Media massa di Indonesia seakan tak pernah habis berita. Kalau beberapa saat yang lalu sempat gempar berita tentang pemilihan Kapolri dan kalau ditarik lebih panjang, kasus Kapolri itu merebak setelah ada isu kriminalisasi KPK. Tapi ada yang dilupakan masyarakat dan mungkin media massa. Perlawanan gesit dan giras dari ibu-ibu dari Warga Rembang. Pemberitaan media massa tak se massive pemberitaan pemilihan Kapolri atau bahkan pemberitaan kematian salah satu komedian. Ya, saya paham kalau pemberitaan media terhadapa perlawanan keras nan giras ala ibu-ibu Rembang yang menolak pembangunan pabrik Semen tidak bisa menjual menurut media.
Dan saat ini, semua mata tertuju pada sepakbola Indonesia. Hiburan yang paling ditunggu dan di nanti ribuan orang di seantero negeri. Sepakbola Indonesia gaduh dengan keputusan Menpora, Imam Nahrowi yang membekukan PSSI. Induk tertinggi sepakbola Indonesia yang penuh dengan masalah. Sudah lama federasi yang tak berani menyentuh, ada yang berani menyentuh dan bahkan melakukan “cubitan” keras.
Sejak Menpora di pimpin Adhyaksa Dault sampai era Menpora yang terkena kasus hukum, Andi Malarangeng dan penggantinya Roy Suryo, PSSI di biarkan hidup dengan penuh luka dan borok. Menpora yang baru dengan membawa semangat dan keberanian baru berani mengobati PSSI meskipun kadang proses pengobatan menyakitkan.
Sebagai salah satu pecinta sepakbola Indonesia, saya harus bisa menguatkan hati, mata, dan keinginan untuk datang ke stadion dan berteriak memberikan semangat untuk tim idola. Saya rindu suara khas penghuni stadion. Saya rindu aroma harum khas rumput stadion. Saya rindu pemandangan indah seluruh elemen di stadion tertawa gembira selepas pertandingan selesai dan melihat tim lawan tertunduk lesu karena pulang dengan tangan hampa. Jujur, saya rindu itu. Saya rindu stadion.
Saya tak bisa membayangkan puluhan ribu orang yang nyawa nya bergantung ke sepakbola dan segala aktivitas yang melibatkan sepakbola. Dan saya mengutip kata-kata Pak Djamal Aziz anggota Exco PSSI dalam suatu kesempatan di Metro TV beberapa saat yang lalu, bahwa ada banyak orang yang merugi ketika liga berhenti. Mulai dari pelatih, pemain, tukang pijat, anak gawang, calo tiket (contoh buruk), dan mungkin yang hanya ada di stadion Gresik, ada penjual lumpia, air mineral, dll. Bayangkan puluhan ribu nyawa manusia bergantung ke sepakbola.

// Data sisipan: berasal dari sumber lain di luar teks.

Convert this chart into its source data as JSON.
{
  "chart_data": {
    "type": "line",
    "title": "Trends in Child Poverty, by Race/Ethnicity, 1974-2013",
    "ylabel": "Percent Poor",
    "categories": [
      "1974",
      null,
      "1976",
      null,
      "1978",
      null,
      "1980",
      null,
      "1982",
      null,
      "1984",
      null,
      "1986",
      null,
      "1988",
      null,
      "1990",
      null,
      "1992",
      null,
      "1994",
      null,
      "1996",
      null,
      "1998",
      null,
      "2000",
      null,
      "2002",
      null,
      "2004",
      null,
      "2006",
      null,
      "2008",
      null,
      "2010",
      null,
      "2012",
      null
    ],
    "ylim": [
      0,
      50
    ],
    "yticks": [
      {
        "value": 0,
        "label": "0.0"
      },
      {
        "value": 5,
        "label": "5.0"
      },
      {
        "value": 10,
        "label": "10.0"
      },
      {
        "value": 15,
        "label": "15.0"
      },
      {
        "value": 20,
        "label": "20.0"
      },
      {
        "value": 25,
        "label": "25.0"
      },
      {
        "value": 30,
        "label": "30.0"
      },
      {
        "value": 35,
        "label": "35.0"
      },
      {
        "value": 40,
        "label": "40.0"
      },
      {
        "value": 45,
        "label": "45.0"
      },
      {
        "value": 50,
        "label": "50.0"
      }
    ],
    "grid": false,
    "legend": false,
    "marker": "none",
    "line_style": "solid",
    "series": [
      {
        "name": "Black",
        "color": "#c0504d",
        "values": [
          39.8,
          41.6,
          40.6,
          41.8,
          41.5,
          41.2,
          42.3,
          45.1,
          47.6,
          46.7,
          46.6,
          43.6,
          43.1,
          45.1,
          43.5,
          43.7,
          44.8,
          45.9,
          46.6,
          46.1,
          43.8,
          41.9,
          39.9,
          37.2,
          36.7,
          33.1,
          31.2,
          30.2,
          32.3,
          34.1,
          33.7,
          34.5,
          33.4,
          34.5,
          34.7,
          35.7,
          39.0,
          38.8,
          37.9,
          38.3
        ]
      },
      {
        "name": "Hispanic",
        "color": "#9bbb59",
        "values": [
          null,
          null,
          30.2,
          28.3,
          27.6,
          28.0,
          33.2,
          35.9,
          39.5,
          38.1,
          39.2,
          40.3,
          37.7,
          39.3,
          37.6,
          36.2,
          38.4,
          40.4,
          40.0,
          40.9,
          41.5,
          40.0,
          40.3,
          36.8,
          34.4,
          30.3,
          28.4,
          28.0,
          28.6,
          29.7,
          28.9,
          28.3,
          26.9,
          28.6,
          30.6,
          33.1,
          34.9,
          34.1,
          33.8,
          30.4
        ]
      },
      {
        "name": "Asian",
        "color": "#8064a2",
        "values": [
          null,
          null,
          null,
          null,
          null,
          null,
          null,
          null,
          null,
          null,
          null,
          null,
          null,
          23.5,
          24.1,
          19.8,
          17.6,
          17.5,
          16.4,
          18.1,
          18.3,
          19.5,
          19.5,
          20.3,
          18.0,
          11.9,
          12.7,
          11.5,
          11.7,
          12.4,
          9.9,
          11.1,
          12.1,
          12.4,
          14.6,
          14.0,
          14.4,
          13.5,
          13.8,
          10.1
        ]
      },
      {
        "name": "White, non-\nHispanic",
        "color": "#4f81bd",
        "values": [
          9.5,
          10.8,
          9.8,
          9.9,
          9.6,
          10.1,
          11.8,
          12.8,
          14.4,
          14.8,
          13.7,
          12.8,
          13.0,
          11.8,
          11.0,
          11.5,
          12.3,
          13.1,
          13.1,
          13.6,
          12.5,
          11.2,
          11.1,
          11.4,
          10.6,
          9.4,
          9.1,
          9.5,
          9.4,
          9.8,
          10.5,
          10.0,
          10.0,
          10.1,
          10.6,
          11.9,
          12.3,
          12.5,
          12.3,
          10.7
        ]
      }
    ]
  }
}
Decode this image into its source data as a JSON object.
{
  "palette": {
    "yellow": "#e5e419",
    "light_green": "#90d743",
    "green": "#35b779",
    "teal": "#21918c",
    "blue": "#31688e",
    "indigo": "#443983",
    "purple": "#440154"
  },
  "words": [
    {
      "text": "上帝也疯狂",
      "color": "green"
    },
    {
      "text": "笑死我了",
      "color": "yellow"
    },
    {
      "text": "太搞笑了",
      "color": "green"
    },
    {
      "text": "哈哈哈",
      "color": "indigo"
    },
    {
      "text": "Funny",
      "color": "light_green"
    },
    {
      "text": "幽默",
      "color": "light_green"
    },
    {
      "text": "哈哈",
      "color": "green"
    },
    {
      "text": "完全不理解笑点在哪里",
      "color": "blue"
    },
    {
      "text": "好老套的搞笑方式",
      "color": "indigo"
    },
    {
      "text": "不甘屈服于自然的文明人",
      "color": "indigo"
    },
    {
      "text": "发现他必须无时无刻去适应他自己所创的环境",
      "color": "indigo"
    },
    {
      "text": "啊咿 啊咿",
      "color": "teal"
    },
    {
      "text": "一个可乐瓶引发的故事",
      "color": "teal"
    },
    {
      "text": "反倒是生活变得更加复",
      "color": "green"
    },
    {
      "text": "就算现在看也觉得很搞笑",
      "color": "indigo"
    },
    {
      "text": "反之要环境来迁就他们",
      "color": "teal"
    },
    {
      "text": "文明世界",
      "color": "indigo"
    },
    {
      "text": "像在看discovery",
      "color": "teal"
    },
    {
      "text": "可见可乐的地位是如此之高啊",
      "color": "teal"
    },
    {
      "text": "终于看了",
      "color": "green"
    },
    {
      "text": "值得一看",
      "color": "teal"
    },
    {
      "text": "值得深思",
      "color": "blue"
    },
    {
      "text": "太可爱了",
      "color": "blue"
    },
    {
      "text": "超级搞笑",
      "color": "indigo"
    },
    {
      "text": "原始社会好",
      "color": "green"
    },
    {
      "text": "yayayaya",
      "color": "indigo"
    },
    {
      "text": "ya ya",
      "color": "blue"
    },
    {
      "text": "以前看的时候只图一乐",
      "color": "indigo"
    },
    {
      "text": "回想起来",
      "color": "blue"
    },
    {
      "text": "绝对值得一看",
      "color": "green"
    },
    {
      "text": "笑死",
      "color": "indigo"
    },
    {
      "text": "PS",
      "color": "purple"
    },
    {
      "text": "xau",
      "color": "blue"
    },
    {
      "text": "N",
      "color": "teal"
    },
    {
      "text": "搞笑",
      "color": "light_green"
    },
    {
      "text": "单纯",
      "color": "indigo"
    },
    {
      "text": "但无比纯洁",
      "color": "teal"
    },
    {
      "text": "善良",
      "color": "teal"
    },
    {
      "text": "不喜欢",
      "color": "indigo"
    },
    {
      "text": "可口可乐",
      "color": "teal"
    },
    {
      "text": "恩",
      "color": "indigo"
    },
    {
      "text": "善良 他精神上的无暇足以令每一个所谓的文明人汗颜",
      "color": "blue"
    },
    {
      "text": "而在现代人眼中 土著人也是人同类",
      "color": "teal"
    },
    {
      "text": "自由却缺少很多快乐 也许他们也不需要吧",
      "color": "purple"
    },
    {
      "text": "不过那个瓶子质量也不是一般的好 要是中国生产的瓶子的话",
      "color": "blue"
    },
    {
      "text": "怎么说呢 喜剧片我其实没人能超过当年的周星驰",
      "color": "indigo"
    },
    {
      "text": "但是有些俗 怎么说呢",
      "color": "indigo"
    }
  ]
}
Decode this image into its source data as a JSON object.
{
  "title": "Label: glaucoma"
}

Kompetisi harus dan harus berjalan. Tak boleh ada penundaan lagi. Sebagai seorang suporter yang selalu berusaha datang ke stadion dan menjadikan stadion sebagai tempat rekreasi dan melepas penat, penundaan liga ibarat kehilangan tempat rekreasi dan ajang silaturahmi antar warga. Bayangkan, dari 24 jam setiap hari kita beraktivitas, kita cenderung melupakan orang sekitar. Lalu, acara apa yang bisa mengumpulkan massa sebanyak ribuan bahkan puluhan ribu dalam satu tempat ? Pertandingan sepakbola.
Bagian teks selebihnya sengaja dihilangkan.